Pia Singh, New City Art, January 26, 2021

Visiting “EXO,” it’s hard not to associate the national, cultural and aesthetic implications of textile and fiber works by Elnaz Javani and Annette Hur, who are of Iranian and South Korean descent, respectively. Javani’s fabric and thread sculpture, “Cell” (2018), allegorizes the constant state of transformation mediated by the female body. The artist interprets the continual violence and oppression the body is subject to through repetitive threadwork executed by a handheld sewing machine that stiffens the otherwise soft material. The flesh of the body grows outside its ascribed form, as if infused with the energy of female consciousness gone rogue.

 

Hur’s “moth works” and Korean silk and ink-on-paper compositions confront their material association of being “soft” and “feminine,” all the while critiquing both the craft history and contemporary value of Korean silk, specifically in its significance in matrimonial ceremony.

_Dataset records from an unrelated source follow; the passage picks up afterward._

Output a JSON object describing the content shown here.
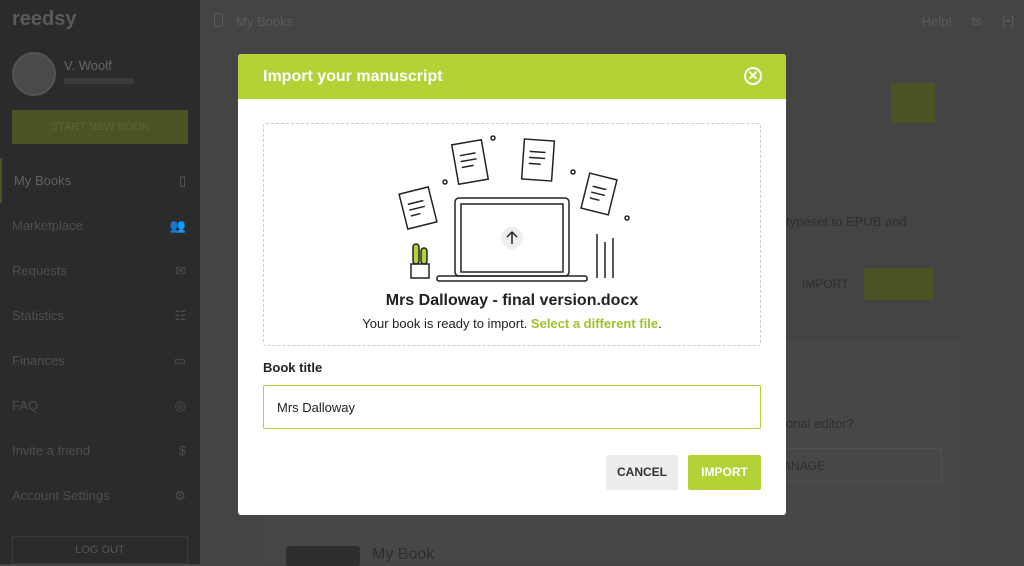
{
  "sidebar": {
    "logo": "reedsy",
    "user_name": "V. Woolf",
    "cta_label": "START NEW BOOK",
    "items": [
      {
        "label": "My Books",
        "icon": "book-icon"
      },
      {
        "label": "Marketplace",
        "icon": "users-icon"
      },
      {
        "label": "Requests",
        "icon": "mail-icon"
      },
      {
        "label": "Statistics",
        "icon": "stats-icon"
      },
      {
        "label": "Finances",
        "icon": "wallet-icon"
      },
      {
        "label": "FAQ",
        "icon": "lifebuoy-icon"
      },
      {
        "label": "Invite a friend",
        "icon": "dollar-icon"
      },
      {
        "label": "Account Settings",
        "icon": "gear-icon"
      }
    ],
    "logout": "LOG OUT"
  },
  "topbar": {
    "title": "My Books",
    "help": "Help!",
    "mail": "✉",
    "other": "[•]"
  },
  "background": {
    "typeset_text": "typeset to EPUB and",
    "import_label": "IMPORT",
    "editor_text": "onal editor?",
    "manage_label": "ANAGE",
    "book_title": "My Book"
  },
  "modal": {
    "title": "Import your manuscript",
    "close": "✕",
    "file_name": "Mrs Dalloway - final version.docx",
    "ready_text": "Your book is ready to import.",
    "select_link": "Select a different file",
    "period": ".",
    "book_title_label": "Book title",
    "book_title_value": "Mrs Dalloway",
    "cancel": "CANCEL",
    "import": "IMPORT",
    "accent": "#b2d236"
  }
}
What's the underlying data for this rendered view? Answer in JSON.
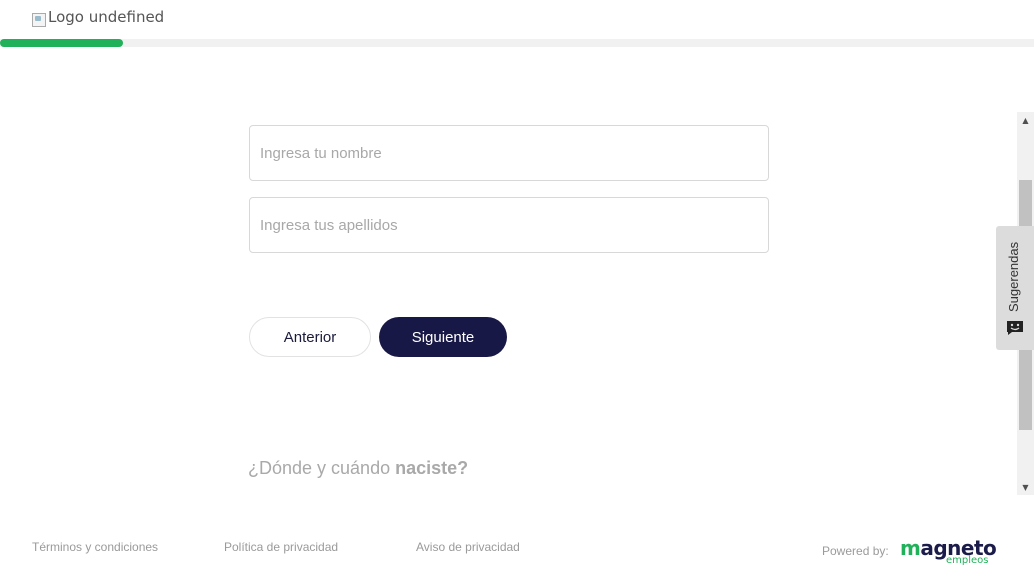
{
  "header": {
    "logo_alt": "Logo undefined",
    "progress_fraction": 0.119
  },
  "form": {
    "first_name": {
      "placeholder": "Ingresa tu nombre",
      "value": ""
    },
    "last_name": {
      "placeholder": "Ingresa tus apellidos",
      "value": ""
    },
    "prev_label": "Anterior",
    "next_label": "Siguiente"
  },
  "next_question": {
    "prefix": "¿Dónde y cuándo ",
    "emphasis": "naciste?"
  },
  "feedback": {
    "label": "Sugerendas",
    "icon": "chat-smile-icon"
  },
  "footer": {
    "terms": "Términos y condiciones",
    "privacy_policy": "Política de privacidad",
    "privacy_notice": "Aviso de privacidad",
    "powered_by": "Powered by:",
    "brand_main_a": "m",
    "brand_main_b": "agneto",
    "brand_sub": "empleos"
  },
  "colors": {
    "accent_green": "#21b15a",
    "primary_navy": "#181846"
  }
}
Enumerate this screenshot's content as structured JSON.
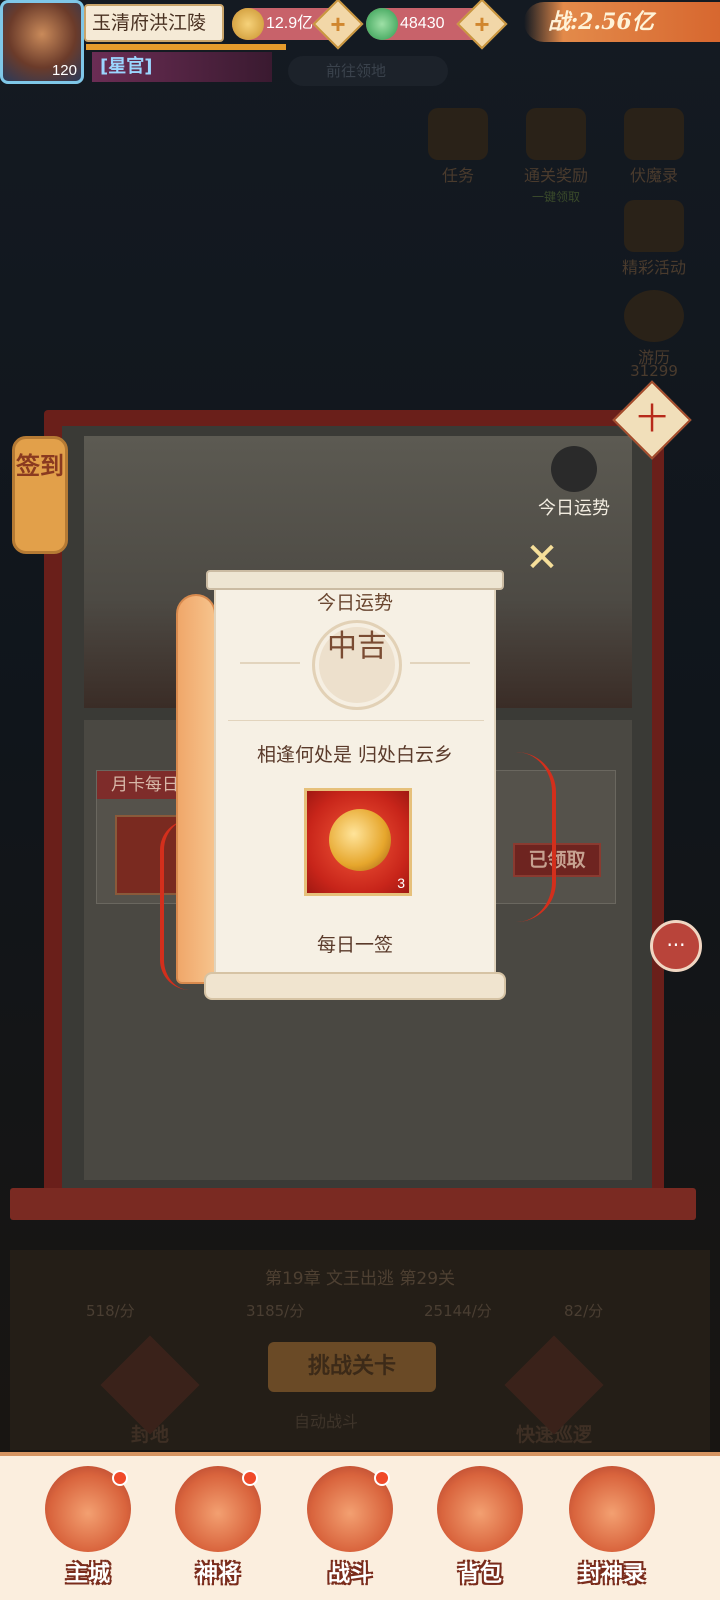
{
  "header": {
    "player_name": "玉清府洪江陵",
    "level": "120",
    "title_badge": "[星官]",
    "gold": "12.9亿",
    "jade": "48430",
    "power": "战:2.56亿",
    "search_placeholder": "前往领地",
    "plus_label": "+"
  },
  "side_menu": {
    "items": [
      {
        "label": "任务"
      },
      {
        "label": "通关奖励",
        "sub": "一键领取"
      },
      {
        "label": "伏魔录"
      },
      {
        "label": "精彩活动"
      },
      {
        "label": "游历"
      }
    ],
    "counter": "31299"
  },
  "signin": {
    "lantern_label": "签到",
    "daily_fortune_badge": "今日运势",
    "card_tag": "月卡每日",
    "card_claimed": "已领取",
    "corner_seal": "十"
  },
  "modal": {
    "title": "今日运势",
    "fortune": "中吉",
    "poem": "相逢何处是  归处白云乡",
    "reward": {
      "icon": "golden-ruyi-icon",
      "quantity": "3"
    },
    "caption": "每日一签",
    "close_symbol": "✕"
  },
  "stage": {
    "chapter": "第19章 文王出逃 第29关",
    "resources": [
      "518/分",
      "3185/分",
      "25144/分",
      "82/分"
    ],
    "challenge_button": "挑战关卡",
    "auto_battle": "自动战斗",
    "left_button": "封地",
    "right_button": "快速巡逻"
  },
  "bottom_nav": {
    "items": [
      {
        "label": "主城",
        "badge": true
      },
      {
        "label": "神将",
        "badge": true
      },
      {
        "label": "战斗",
        "badge": true
      },
      {
        "label": "背包",
        "badge": false
      },
      {
        "label": "封神录",
        "badge": false
      }
    ]
  },
  "chat": {
    "icon": "chat-bubble-icon",
    "symbol": "···"
  },
  "colors": {
    "frame_red": "#6a1f1a",
    "scroll_paper": "#f6f0e4",
    "accent_orange": "#d7672f",
    "reward_red": "#c8251a"
  }
}
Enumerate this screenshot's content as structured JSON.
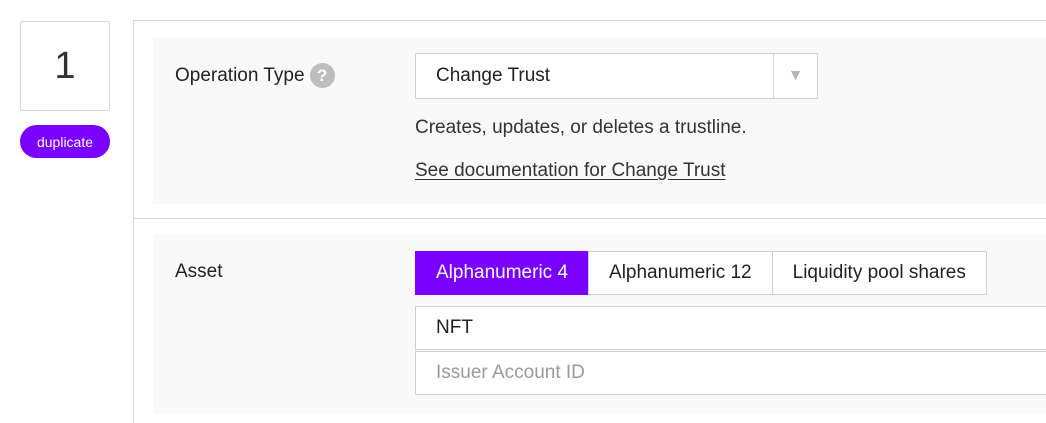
{
  "operation": {
    "number": "1",
    "duplicate_label": "duplicate"
  },
  "operation_type": {
    "label": "Operation Type",
    "help_icon": "?",
    "selected": "Change Trust",
    "arrow": "▼",
    "description": "Creates, updates, or deletes a trustline.",
    "doc_link": "See documentation for Change Trust"
  },
  "asset": {
    "label": "Asset",
    "tabs": [
      {
        "label": "Alphanumeric 4",
        "active": true
      },
      {
        "label": "Alphanumeric 12",
        "active": false
      },
      {
        "label": "Liquidity pool shares",
        "active": false
      }
    ],
    "code_value": "NFT",
    "issuer_placeholder": "Issuer Account ID"
  },
  "colors": {
    "accent": "#7a00ff"
  }
}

Skillfully juxtaposing patterns cut for the body with thread that joins forms to the surface, Hur includes her own Korean ceremonial silk garments in these assemblages. Clothing that was once surrogate to the skin of a new bride now tells a story of the struggle of splitting roles between home and migrant lands in search of companionship. Claiming space for her own experiences through sculptural composition, Hur’s works speak to the fragmentation of the idea of the role of the female body between the East and the West. Delicately folded starched red silks create moth-like forms that camouflage in order to protect themselves from the harsh realities of racist, misogynist and xenophobic curses.